Biotechnology Center, University of Technology, Tatzberg 47, 01307 Dresden, Germany.
J Mol Biol. 2010 Feb 26;396(3):610-6. doi: 10.1016/j.jmb.2009.12.034. Epub 2009 Dec 28.
A gating mechanism of the beta-barrel-forming outer membrane protein G (OmpG) from Escherichia coli was recently presented. The mechanism was based on X-ray structures revealed from crystals grown from solubilized OmpG at both neutral pH and acidic pH. To investigate whether these conformations represent the naturally occurring gating mechanism, we reconstituted OmpG in native E. coli lipids and applied high-resolution atomic force microscopy. The reconstituted OmpG molecules assembled into both monomers and dimers. Single monomeric and dimeric OmpG molecules showed open channel entrances at pH 7.5 and at room temperature. The extracellular loops connecting the beta-strands that form the transmembrane beta-barrel pore exhibited elevated structural flexibility. Upon lowering the pH to 5.0, the conformation of OmpG molecules changed to close the extracellular entrance of their channel. It appears that one or more of the extracellular loops collapsed onto the channel entrance. This conformational change was fully reversible. Our data confirm that the previously reported gating mechanism of OmpG occurs at physiological conditions in E. coli lipid membranes.

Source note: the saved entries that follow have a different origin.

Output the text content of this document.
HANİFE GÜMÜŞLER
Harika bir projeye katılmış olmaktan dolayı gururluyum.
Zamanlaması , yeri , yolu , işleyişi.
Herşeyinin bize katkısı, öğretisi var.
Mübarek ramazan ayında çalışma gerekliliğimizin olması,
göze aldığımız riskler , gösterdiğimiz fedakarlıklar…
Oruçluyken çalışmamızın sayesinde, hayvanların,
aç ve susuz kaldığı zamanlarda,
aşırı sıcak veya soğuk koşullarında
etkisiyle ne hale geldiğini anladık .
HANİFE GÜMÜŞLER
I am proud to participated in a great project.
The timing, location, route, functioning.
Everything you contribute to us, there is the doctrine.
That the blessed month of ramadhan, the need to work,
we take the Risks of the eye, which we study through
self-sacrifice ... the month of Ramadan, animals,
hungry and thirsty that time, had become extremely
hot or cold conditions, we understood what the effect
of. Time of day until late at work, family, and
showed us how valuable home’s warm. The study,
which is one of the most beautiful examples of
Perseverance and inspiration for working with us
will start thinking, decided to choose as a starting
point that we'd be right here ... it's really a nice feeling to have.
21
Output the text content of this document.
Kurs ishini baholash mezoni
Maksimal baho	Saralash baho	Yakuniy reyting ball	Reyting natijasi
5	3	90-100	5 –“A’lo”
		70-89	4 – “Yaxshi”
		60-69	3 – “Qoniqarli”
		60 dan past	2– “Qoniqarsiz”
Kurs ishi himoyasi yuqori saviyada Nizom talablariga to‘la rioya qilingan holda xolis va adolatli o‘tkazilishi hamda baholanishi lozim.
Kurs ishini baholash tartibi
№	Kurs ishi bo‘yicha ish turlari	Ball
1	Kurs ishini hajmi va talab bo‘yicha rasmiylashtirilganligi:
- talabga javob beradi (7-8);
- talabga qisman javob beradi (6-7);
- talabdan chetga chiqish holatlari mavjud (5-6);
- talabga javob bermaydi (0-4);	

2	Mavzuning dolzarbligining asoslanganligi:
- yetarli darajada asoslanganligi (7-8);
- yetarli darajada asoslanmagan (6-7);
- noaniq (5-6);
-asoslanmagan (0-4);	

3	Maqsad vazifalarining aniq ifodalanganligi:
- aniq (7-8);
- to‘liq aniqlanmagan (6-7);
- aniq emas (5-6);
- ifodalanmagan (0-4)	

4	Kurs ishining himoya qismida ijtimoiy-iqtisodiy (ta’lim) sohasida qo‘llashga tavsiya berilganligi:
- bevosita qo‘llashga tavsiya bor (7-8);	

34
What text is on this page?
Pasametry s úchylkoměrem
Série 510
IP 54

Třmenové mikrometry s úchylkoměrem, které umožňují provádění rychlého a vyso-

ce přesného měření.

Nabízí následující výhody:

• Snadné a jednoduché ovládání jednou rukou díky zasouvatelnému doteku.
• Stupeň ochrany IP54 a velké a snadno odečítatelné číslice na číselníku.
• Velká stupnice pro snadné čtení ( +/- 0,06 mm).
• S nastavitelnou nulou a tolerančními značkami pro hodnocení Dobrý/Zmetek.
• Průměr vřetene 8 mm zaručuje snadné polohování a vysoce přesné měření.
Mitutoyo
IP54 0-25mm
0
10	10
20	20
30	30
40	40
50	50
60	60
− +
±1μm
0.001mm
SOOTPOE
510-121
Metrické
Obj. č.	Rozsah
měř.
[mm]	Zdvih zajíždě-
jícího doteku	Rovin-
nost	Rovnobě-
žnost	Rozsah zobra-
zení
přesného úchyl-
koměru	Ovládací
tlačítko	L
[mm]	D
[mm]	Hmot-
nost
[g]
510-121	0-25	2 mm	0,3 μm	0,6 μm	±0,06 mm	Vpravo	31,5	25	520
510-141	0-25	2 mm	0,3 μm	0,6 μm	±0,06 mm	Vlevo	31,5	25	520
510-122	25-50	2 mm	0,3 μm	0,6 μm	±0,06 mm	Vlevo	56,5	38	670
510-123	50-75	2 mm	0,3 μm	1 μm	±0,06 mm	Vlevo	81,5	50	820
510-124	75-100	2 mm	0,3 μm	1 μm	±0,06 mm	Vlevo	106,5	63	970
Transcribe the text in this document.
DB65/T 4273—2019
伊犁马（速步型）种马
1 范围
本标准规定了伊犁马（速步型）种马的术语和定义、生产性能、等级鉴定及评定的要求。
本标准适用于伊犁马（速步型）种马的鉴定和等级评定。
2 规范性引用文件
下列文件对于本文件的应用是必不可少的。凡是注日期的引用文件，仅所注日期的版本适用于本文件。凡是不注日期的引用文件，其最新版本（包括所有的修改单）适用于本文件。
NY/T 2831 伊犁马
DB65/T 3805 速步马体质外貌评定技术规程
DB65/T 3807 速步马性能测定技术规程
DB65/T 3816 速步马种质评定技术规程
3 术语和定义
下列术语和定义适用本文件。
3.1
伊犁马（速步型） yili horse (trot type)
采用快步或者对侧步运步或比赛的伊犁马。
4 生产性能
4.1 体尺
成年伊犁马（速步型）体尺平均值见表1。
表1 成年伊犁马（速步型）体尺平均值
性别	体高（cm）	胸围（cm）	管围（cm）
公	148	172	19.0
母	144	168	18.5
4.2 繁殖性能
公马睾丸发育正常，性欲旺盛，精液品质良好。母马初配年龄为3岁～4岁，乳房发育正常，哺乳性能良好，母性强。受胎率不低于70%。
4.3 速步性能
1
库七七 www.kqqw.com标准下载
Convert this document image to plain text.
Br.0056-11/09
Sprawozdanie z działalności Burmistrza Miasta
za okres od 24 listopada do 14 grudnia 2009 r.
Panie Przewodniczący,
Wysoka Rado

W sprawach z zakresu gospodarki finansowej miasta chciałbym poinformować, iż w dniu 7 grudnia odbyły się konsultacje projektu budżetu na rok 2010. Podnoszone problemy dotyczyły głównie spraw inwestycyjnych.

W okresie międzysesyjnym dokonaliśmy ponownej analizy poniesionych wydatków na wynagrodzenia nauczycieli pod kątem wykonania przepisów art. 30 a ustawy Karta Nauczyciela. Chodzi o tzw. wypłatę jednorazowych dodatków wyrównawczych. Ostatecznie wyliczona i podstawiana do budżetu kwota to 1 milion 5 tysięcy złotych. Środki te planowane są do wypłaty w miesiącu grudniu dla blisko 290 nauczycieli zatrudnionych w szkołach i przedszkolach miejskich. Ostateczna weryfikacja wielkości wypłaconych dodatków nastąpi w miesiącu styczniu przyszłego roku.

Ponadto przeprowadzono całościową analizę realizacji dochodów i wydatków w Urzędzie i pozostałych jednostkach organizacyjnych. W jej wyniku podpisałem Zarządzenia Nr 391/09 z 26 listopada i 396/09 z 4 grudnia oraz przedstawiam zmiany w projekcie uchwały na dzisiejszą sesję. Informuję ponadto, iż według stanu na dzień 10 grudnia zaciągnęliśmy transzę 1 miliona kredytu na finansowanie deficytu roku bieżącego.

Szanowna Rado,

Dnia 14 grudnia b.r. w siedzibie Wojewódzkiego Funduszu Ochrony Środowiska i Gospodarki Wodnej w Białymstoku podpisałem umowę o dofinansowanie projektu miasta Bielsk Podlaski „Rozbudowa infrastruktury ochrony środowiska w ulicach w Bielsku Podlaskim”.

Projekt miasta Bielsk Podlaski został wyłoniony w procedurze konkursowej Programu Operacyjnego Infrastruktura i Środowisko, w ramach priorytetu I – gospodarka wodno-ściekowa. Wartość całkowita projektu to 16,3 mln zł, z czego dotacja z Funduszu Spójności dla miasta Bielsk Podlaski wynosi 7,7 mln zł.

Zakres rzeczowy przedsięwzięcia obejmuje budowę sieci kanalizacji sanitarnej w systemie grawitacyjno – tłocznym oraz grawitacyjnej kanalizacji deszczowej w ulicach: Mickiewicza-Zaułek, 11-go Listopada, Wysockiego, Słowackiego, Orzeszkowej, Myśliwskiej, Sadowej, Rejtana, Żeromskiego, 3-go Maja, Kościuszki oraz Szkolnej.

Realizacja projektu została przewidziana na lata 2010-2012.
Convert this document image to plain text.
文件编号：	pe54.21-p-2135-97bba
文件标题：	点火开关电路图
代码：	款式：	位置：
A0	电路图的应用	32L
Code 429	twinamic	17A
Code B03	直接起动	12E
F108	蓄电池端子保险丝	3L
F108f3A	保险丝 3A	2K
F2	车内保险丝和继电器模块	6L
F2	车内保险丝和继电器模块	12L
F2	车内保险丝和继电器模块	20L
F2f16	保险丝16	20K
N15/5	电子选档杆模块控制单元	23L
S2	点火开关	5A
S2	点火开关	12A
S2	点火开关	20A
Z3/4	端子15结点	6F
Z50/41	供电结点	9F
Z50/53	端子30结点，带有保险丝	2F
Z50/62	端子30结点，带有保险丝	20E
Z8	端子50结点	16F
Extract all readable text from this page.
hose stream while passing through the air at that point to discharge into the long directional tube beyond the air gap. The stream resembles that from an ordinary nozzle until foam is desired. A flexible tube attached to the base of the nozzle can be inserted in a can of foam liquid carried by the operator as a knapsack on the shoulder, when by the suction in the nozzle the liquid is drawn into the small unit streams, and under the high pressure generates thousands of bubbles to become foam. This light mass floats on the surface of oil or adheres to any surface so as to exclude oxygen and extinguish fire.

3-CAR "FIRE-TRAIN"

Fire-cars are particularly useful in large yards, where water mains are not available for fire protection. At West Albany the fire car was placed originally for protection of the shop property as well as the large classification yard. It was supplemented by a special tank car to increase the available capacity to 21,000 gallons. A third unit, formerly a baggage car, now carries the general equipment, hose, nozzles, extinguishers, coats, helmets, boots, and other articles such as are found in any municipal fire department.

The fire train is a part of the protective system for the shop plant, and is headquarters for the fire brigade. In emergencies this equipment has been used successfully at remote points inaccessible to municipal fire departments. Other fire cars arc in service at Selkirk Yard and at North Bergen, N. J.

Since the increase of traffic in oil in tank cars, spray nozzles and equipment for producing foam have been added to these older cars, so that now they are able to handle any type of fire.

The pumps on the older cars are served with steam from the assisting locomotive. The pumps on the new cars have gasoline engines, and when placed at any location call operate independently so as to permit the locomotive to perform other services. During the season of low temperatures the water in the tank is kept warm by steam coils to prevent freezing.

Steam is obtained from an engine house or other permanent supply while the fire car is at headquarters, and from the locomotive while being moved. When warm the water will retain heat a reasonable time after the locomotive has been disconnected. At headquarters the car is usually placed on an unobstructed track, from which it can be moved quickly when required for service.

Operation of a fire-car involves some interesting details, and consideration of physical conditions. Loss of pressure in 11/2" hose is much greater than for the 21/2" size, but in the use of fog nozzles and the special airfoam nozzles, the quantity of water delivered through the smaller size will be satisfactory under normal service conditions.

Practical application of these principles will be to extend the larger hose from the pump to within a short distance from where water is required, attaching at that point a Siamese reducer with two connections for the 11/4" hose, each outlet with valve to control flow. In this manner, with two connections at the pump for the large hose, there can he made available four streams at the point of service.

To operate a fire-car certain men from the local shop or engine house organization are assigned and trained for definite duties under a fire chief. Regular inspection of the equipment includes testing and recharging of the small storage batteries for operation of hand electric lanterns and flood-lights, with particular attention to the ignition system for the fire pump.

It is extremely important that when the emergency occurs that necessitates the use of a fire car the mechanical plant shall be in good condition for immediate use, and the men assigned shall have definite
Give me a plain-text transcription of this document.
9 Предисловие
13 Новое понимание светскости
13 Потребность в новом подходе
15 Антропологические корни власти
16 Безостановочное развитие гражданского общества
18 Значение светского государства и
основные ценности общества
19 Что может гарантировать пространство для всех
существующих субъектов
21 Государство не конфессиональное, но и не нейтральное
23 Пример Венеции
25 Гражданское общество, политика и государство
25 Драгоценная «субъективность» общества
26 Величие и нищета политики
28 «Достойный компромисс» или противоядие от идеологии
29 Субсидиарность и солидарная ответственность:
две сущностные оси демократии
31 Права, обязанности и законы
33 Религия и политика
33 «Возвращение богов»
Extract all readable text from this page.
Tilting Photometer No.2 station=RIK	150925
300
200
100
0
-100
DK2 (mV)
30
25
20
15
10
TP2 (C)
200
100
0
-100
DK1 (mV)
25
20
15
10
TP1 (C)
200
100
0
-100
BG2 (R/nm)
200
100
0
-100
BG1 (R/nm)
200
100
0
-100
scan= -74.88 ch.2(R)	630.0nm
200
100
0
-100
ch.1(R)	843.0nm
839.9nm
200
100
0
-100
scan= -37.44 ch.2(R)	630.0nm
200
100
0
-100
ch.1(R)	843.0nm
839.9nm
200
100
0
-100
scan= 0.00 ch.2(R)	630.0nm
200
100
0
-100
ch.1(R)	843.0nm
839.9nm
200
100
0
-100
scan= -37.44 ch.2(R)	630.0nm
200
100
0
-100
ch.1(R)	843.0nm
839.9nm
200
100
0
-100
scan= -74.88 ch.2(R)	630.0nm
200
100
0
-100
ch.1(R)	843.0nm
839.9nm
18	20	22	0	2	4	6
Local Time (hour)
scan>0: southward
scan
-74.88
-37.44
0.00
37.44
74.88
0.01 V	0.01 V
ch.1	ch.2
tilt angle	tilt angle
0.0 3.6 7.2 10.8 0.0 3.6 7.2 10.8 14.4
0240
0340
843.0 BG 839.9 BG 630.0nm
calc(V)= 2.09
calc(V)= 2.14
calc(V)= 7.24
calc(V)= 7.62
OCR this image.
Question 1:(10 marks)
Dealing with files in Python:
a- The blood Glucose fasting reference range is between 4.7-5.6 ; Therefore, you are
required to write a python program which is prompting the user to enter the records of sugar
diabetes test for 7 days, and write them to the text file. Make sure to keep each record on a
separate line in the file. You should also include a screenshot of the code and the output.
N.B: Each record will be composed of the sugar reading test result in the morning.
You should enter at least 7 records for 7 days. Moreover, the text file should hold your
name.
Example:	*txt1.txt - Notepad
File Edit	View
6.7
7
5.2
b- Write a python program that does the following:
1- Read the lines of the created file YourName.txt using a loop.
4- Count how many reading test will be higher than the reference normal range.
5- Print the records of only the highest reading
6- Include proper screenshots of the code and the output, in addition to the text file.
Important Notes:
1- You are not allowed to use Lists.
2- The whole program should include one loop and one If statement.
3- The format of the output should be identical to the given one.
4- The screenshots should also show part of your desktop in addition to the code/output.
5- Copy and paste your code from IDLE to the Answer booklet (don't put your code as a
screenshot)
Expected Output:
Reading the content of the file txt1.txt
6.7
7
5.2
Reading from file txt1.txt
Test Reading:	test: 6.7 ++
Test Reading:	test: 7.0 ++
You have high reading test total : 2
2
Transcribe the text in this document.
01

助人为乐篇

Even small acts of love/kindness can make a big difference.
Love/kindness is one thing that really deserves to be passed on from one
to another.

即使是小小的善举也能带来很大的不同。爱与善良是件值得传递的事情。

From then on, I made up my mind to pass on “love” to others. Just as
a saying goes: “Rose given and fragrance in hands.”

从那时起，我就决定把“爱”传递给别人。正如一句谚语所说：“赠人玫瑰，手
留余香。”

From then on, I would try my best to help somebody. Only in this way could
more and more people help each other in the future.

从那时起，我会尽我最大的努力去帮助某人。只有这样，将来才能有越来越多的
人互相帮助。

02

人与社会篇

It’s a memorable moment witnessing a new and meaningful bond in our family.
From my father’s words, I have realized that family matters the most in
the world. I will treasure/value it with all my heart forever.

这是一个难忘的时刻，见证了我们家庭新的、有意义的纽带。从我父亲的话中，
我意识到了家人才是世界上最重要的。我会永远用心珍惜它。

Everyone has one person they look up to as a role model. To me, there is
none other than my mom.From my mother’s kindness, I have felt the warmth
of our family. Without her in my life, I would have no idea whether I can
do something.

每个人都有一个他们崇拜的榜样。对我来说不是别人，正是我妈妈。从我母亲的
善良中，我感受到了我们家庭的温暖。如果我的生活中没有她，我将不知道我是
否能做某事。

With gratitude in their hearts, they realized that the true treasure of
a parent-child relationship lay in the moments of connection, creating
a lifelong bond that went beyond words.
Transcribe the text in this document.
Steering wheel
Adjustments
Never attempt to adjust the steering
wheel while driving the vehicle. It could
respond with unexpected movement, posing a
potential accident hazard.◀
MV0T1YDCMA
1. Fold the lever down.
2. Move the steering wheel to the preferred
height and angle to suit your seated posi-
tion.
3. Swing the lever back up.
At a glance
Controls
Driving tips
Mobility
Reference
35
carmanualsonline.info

最近提出了一种大肠杆菌β-桶状膜蛋白 G(OmpG)的门控机制。该机制基于从中性 pH 和酸性 pH 下溶解的 OmpG 晶体生长揭示的 X 射线结构。为了研究这些构象是否代表自然发生的门控机制,我们在天然大肠杆菌脂质中重新构建了 OmpG,并应用了高分辨率原子力显微镜。重新构建的 OmpG 分子组装成单体和二聚体。在 pH 7.5 和室温下,单体和二聚体的单分子 OmpG 显示出开放的通道入口。连接形成跨膜β-桶孔的β-链的细胞外环表现出较高的结构灵活性。当 pH 降低至 5.0 时,OmpG 分子的构象发生变化,关闭通道的细胞外入口。似乎一个或多个细胞外环坍塌在通道入口上。这种构象变化是完全可逆的。我们的数据证实,先前报道的 OmpG 门控机制在大肠杆菌脂质膜的生理条件下发生。